Par : Mohammed CHOUAKI
Plus de soixante ans après la disparition de Mehdi Ben Barka, figure emblématique de l’opposition Marocaine, l’affaire continue de hanter la mémoire politique du Royaume. Longtemps entourée de zones d’ombre, elle connaît aujourd’hui un regain d’intérêt à la lumière de nouvelles révélations, de témoignages persistants et d’archives progressivement mises au jour. Une dynamique qui fragilise le récit officiel entretenu par le Makhzen et ravive les interrogations sur les responsabilités de l’État.
Le 29 octobre 1965, à Paris, Mehdi Ben Barka est enlevé en plein jour devant la brasserie Lipp. Depuis, son corps n’a jamais été retrouvé. Très vite, l’implication de services Marocains est évoquée, en lien avec des complicités Françaises. À l’époque, l’affaire provoque une crise diplomatique majeure entre Paris et Rabat, mais sans déboucher sur une vérité judiciaire complète.

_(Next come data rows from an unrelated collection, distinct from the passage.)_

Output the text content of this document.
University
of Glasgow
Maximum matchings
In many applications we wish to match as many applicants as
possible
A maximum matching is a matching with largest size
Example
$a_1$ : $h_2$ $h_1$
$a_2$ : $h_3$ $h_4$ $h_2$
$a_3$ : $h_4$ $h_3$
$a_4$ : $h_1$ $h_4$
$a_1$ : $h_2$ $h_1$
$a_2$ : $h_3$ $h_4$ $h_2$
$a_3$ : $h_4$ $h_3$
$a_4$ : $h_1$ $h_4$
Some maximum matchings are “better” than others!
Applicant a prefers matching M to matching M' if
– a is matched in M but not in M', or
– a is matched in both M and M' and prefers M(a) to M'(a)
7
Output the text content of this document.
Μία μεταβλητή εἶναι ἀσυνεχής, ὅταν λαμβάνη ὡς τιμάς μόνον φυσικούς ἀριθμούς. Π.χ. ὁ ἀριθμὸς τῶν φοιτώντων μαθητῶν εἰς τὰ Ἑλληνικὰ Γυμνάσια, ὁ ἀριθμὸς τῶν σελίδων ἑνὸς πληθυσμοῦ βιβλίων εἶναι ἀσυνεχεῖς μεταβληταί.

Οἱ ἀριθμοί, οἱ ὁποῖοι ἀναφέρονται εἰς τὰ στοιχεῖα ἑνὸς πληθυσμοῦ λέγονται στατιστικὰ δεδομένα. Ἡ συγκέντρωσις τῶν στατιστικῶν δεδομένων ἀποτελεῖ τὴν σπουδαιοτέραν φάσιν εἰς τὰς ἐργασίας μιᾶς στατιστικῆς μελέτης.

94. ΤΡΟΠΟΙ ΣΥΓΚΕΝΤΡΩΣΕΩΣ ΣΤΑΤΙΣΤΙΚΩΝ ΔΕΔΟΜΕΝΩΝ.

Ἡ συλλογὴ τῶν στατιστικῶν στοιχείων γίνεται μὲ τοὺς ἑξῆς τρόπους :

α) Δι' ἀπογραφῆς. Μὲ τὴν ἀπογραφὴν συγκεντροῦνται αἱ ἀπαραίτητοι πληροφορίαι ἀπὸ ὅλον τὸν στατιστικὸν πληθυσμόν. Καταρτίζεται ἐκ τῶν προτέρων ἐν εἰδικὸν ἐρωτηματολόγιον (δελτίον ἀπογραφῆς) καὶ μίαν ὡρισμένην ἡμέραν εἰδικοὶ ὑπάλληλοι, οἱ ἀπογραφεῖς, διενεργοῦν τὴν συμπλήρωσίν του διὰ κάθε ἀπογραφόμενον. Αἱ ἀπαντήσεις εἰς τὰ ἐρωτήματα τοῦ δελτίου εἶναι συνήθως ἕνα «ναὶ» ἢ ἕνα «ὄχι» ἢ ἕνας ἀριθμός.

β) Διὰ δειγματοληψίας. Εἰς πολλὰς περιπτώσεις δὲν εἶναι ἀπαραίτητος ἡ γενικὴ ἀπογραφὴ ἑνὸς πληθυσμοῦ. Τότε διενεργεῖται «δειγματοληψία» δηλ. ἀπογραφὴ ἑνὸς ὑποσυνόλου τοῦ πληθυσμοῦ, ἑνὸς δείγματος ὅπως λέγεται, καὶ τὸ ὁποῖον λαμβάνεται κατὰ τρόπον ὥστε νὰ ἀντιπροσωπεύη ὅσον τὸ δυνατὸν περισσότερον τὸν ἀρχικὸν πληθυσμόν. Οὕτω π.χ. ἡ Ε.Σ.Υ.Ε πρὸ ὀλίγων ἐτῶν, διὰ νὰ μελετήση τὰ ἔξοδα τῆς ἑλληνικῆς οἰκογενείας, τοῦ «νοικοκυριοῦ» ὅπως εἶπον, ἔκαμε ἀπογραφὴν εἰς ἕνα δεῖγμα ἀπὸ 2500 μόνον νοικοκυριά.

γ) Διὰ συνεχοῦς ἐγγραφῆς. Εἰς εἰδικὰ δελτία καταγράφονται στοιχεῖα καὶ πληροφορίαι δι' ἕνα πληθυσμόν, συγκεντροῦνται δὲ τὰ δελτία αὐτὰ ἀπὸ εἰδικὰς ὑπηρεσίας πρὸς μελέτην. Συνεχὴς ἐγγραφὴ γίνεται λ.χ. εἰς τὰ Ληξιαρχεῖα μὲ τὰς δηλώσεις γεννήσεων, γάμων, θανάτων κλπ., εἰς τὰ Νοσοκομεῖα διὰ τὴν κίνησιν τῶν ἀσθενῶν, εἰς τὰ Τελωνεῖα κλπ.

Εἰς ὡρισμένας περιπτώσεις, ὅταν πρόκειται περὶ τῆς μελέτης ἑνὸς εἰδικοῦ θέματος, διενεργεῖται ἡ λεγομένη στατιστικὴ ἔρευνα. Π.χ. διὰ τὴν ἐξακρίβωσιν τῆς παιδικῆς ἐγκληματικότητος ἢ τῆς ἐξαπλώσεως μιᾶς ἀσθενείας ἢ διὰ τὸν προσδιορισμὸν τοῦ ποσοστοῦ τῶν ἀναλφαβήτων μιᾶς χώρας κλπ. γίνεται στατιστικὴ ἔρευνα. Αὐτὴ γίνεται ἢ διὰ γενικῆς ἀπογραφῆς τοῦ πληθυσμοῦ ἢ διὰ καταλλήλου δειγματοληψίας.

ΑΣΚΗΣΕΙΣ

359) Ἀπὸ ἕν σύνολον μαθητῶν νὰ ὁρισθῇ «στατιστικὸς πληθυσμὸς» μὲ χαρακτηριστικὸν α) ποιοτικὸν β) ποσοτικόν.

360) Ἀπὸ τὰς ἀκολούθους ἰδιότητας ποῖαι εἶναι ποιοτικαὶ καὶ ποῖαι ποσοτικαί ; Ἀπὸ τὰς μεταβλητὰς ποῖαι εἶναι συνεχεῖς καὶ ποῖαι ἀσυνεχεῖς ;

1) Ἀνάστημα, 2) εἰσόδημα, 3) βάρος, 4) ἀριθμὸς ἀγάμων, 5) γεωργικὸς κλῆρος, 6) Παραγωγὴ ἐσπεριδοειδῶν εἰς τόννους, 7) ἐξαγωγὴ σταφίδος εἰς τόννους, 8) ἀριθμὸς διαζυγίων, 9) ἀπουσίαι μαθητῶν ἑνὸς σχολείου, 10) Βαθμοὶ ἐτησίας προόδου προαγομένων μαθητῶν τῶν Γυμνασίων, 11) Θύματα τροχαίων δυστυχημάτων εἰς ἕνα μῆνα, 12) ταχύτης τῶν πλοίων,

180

Au fil des décennies, plusieurs enquêtes, commissions et travaux journalistiques ont mis en évidence l’existence d’une opération orchestrée avec l’aval de hautes sphères du pouvoir Marocain. Si certains anciens responsables ont livré des éléments partiels, le silence officiel a longtemps prévalu, alimentant les soupçons d’une volonté délibérée d’étouffer l’affaire.
Aujourd’hui, de nouvelles pièces viennent ébranler cette omerta. Des archives déclassifiées en France, mais aussi des témoignages d’anciens agents et intermédiaires, pointent vers une responsabilité directe des appareils sécuritaires Marocains de l’époque. Certains documents suggèrent même une chaîne de commandement remontant aux plus hauts niveaux du régime.
Ce regain de vérité intervient dans un contexte où les questions de mémoire, de justice et de transparence prennent une importance croissante au sein des sociétés maghrébines. Pour de nombreux observateurs, l’affaire Ben Barka est devenue un symbole des dérives autoritaires du passé, mais aussi un test pour la capacité des États à affronter leur histoire.
Du côté des autorités Marocaines, la position reste prudente, voire silencieuse. Si certaines initiatives de réconciliation ont été mises en avant, notamment à travers l’Instance Équité et Réconciliation, elles n’ont jamais permis d’élucider pleinement le sort de Ben Barka ni de désigner clairement les responsabilités.
Pour les défenseurs des droits humains et les proches de la victime, l’exigence reste la même : vérité, justice et reconnaissance. Ils estiment que seule une transparence totale permettra de clore définitivement ce dossier et de tourner une page douloureuse de l’histoire contemporaine du Maroc.
Plus qu’une simple affaire judiciaire, le dossier Ben Barka demeure un enjeu politique majeur. Il interroge la relation entre pouvoir et vérité, et rappelle que certaines pages de l’histoire, même anciennes, continuent de peser lourdement sur le présent.